Key Takeaways
- MARA plans to raise $700 million through zero-coupon convertible notes.
- The majority of proceeds will be used to acquire Bitcoin.
- Notes mature in 2031 with redemption options starting 2029.
Fort Lauderdale-based MARA Holdings, Inc. (NASDAQ: MARA), a leader in digital asset compute, announced plans to offer $700 million in zero-coupon convertible senior notes due 2031, with an option for buyers to purchase an additional $105 million.
The primary use of proceeds will be to acquire Bitcoin, with up to $50 million allocated to repurchasing existing 2026 convertible notes. The remainder will fund Bitcoin acquisitions and general corporate purposes.
The notes will be offered privately to qualified institutional buyers under Rule 144A of the Securities Act. As senior, unsecured obligations maturing June 1, 2031, the notes will carry no regular interest, though special interest may apply in limited circumstances, payable semi-annually starting June 1, 2025.

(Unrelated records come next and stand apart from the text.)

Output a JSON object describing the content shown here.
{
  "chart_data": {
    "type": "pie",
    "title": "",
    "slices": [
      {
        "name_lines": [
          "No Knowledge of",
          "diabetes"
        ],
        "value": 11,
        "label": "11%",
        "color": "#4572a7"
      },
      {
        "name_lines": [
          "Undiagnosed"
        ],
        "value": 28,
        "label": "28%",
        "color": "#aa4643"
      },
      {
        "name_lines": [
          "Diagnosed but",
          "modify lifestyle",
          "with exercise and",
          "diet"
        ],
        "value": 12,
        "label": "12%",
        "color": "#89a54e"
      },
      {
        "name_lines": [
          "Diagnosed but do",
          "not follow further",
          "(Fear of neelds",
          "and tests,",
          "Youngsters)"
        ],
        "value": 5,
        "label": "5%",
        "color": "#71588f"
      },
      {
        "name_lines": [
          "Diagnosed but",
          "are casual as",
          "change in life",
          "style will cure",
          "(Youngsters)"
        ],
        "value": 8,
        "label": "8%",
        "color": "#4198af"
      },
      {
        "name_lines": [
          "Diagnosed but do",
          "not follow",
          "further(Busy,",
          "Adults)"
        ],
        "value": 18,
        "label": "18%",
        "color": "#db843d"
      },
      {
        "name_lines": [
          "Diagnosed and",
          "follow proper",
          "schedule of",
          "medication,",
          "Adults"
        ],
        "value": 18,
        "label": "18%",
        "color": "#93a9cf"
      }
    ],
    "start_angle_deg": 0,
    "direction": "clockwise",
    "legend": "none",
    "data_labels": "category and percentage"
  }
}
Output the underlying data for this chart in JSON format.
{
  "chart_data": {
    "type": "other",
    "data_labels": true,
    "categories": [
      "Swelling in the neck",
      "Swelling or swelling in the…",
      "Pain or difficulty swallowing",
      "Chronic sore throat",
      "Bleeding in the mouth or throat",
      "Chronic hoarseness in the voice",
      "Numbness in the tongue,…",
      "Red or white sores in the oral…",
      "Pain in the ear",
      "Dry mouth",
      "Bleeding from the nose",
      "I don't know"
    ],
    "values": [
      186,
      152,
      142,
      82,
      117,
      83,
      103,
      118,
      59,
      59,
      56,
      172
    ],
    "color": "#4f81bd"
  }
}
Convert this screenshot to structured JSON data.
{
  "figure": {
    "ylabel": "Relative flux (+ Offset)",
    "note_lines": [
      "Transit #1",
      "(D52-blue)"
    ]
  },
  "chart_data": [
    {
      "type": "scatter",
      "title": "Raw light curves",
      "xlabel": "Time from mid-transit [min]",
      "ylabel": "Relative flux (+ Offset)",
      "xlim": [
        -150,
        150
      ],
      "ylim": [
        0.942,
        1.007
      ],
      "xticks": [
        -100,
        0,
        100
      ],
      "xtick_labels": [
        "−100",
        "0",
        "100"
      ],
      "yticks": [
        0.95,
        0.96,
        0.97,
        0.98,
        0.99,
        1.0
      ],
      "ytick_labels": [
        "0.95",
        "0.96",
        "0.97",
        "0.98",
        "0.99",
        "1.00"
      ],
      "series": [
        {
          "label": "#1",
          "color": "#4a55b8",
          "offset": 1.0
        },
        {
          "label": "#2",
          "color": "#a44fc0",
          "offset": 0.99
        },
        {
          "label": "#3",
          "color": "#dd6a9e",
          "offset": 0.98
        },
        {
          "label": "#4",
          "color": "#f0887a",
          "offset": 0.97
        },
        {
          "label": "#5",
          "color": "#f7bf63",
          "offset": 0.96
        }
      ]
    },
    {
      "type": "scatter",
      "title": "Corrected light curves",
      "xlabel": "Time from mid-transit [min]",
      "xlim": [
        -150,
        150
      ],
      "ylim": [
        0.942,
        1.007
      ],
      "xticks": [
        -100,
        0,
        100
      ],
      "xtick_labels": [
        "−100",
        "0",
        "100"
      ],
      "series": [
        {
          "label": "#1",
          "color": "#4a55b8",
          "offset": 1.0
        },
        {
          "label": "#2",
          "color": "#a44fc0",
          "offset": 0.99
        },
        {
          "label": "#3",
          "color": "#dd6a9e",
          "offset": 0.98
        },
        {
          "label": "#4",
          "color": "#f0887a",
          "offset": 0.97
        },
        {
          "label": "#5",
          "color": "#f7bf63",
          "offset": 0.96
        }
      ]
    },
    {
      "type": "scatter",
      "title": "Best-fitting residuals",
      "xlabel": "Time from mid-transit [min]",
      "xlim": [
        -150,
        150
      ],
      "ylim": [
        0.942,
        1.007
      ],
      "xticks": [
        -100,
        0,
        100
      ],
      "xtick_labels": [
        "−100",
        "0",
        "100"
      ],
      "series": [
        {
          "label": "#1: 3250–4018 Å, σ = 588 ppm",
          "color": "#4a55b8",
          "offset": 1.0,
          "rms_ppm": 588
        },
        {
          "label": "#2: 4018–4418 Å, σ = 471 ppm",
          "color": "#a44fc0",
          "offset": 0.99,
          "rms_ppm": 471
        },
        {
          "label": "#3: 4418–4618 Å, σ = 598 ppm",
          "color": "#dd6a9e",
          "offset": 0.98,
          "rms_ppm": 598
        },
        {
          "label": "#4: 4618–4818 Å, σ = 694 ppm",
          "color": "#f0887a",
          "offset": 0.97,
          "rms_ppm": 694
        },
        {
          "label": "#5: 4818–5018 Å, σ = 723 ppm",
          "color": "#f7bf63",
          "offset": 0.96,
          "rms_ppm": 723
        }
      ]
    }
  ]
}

Starting June 5, 2029, MARA may redeem the notes for cash, provided at least $75 million aggregate principal remains outstanding. Noteholders can require MARA to repurchase their notes on June 4, 2027, and June 4, 2029.
The notes will be convertible into cash, MARA common stock, or a combination at MARA’s election. Conversion rights activate upon certain events before March 1, 2031, and freely thereafter until two days before maturity. The initial conversion price will reference MARA’s stock VWAP between 2:00-4:00 PM EDT on pricing day.
MARA expects significant market activity as hedged holders of the 2026 notes unwind positions, potentially affecting both stock price and the new notes’ effective conversion price. This strategic offering aims to strengthen MARA’s Bitcoin holdings while optimizing its capital structure.